One reason why you'd want to sell the call options you hold is because after such a long runup, the multiple to the stock price is no longer the same as before. So if you still want to earn the same multiple as before, you'd need to sell and "rollup" as some would say.
And since you are selling, you'll have to put some aside for taxes and since you are thinking about taxes, you might as well think about how much of your total portfolio is in risky asset vs how much is in stable asset.
Personally, I always prefer to sell ultra risky assets for cashflow. As a business owner (and you do have a side business right? Every young upstanding person should have a side business going), I plow 50% of extra cash generated (extra cash as in all profit minus cost of operations) back into the business while the other 50% goes back into investments. This my friend, is the biggest reason to always prefer cashflow generation.

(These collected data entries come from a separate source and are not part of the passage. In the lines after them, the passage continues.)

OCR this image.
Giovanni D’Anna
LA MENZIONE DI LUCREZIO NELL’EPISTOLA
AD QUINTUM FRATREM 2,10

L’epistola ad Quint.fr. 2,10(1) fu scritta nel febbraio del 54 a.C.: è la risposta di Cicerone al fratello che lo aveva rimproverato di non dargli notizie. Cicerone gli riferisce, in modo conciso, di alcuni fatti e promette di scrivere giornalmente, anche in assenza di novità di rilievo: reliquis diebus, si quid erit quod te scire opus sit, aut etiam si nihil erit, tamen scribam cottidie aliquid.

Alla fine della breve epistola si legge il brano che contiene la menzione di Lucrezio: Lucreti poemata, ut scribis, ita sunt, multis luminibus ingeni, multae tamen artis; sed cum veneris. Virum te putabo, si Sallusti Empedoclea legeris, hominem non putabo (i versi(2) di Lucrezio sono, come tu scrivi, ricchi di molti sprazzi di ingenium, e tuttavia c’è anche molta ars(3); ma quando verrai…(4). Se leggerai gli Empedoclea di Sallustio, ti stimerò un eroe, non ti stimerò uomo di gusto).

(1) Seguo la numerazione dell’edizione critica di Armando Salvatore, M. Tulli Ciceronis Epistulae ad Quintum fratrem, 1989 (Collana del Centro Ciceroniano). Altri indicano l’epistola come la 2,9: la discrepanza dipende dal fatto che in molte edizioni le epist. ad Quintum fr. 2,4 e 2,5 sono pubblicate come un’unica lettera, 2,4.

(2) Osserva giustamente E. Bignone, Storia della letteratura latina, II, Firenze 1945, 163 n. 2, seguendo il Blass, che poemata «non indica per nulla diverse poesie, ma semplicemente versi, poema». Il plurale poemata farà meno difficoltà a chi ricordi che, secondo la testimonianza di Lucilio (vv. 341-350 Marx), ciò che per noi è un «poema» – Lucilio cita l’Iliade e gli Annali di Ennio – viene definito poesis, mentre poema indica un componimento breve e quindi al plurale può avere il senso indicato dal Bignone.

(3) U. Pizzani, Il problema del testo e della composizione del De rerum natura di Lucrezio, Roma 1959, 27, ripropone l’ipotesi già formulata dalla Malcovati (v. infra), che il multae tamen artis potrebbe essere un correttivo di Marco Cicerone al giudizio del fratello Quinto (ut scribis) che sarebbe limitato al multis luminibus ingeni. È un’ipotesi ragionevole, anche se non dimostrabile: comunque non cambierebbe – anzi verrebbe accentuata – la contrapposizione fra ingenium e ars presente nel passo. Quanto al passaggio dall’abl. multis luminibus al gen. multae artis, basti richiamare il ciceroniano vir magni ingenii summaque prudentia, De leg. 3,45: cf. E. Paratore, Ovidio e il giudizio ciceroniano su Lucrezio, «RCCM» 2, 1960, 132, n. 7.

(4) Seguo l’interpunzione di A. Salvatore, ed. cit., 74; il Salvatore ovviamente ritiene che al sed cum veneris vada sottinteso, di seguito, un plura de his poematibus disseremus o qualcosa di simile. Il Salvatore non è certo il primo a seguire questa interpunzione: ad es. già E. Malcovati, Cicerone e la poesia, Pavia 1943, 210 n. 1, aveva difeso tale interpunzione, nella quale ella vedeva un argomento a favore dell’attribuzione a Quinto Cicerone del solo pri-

A lot of the ultra bulls are not all in with risk assets even though it might seem so from what they are saying. Even a person like TT007 is probably only 50% all in since he most likely has a house and retirement fund. There were a few who leveraged their HELOC from their house to achieve true 100% risk and you can probably really say these people are all in risk asset. Search around on this forum, but not many will openly say so.

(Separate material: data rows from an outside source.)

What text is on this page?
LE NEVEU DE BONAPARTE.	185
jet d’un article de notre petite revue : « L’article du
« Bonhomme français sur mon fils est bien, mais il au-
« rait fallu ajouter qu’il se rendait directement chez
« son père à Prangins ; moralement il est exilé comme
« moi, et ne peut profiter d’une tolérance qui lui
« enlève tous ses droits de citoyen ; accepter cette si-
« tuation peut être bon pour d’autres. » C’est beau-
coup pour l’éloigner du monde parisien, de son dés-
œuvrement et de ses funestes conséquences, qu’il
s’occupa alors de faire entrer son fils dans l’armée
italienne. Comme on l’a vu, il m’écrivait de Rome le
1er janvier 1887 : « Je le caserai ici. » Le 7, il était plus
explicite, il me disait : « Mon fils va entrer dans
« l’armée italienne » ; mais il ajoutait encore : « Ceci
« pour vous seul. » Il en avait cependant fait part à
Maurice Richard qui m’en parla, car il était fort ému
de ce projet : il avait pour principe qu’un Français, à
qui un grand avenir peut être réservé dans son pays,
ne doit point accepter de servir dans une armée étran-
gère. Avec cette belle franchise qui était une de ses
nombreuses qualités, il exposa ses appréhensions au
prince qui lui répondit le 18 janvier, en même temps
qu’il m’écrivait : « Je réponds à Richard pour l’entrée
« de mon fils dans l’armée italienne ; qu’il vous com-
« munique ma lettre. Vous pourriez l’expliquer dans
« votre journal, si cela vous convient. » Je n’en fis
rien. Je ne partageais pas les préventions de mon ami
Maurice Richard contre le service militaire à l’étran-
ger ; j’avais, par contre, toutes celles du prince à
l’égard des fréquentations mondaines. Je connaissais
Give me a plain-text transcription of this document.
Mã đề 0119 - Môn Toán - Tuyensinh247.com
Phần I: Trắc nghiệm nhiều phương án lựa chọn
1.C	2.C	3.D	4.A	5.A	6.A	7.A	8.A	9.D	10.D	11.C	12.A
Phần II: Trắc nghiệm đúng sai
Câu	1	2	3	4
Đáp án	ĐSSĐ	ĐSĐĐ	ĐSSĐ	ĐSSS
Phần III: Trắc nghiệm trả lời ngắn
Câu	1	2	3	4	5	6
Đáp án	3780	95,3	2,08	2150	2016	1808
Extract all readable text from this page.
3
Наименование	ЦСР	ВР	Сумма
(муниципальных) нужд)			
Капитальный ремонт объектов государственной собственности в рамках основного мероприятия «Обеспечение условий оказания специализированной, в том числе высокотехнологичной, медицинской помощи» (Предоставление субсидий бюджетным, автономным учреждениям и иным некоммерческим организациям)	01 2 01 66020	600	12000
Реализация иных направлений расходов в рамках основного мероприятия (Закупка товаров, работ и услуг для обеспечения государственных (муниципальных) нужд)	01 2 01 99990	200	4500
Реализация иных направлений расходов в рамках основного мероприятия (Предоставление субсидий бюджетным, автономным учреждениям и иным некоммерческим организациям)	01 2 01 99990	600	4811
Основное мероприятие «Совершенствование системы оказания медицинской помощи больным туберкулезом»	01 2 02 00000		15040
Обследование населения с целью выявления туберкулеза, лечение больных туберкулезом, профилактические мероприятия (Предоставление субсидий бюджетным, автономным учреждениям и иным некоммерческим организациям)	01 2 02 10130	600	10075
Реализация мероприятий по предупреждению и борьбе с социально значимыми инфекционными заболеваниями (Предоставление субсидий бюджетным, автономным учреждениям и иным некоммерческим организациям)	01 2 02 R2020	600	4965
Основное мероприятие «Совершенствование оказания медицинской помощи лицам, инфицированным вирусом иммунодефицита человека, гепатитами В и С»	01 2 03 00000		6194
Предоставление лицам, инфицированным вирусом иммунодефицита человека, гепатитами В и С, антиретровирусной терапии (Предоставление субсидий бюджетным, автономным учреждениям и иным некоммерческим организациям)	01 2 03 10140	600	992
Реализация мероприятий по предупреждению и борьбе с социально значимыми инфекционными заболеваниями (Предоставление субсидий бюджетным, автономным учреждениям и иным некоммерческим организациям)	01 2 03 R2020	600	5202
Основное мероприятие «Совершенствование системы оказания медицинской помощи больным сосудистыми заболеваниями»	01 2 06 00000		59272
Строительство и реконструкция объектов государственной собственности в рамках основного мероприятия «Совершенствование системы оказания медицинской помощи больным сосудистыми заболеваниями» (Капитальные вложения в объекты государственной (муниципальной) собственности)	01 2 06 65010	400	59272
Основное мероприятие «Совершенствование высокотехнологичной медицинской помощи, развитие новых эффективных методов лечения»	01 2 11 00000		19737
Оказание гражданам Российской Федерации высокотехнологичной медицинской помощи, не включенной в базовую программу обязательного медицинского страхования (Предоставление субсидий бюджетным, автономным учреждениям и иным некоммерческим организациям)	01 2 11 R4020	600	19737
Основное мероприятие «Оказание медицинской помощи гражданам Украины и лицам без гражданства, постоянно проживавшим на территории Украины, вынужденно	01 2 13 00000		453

A great rule of thumb is 90 - your age as the percentage of assets in risk assets... sometimes these risk assets can be housing. I would say, any risk asset is something that moves by 10% or more in a year that allows you to leverage up (with mortgage, a house is sometimes 20x leverage). Non risk assets are cash generating items like GIC, bonds, cash generating assets.
Within risk assets, it is up to you how much you want to allocate to super risky assets that has volatility greater than 50%. I personally divide it in half and depending on where we are in a business cycle, I increase/decrease the allocation here. Currently we are 12 years into a bullrun from 2008. Near the end of a cycle that happens to coincide with an election bull run that will get propped up by a president heading into re-election. Naturally I decrease the allocation to super risky asset as the opportunity come up. If this were 2009. Heck, I can tell you what I did in 2009. I went to the bank, and took out a HELOC. Then I bought options with them. Banks stocks, Bank options, TSLA stocks, TSLA options. 4 out of 10 bank stocks I bought went to 0, the rest survived. TSLA, well. you know what happened. I was 12 years younger, I had nothing to lose, the business cycle is at its trough. It was a no-brainer. Did I enjoy that 3 years of extreme pain? No.
Sure, you can go 200% leveraged all the time and it might work out. But your chance increases if you pay attention to business cycles as well as your own circumstances.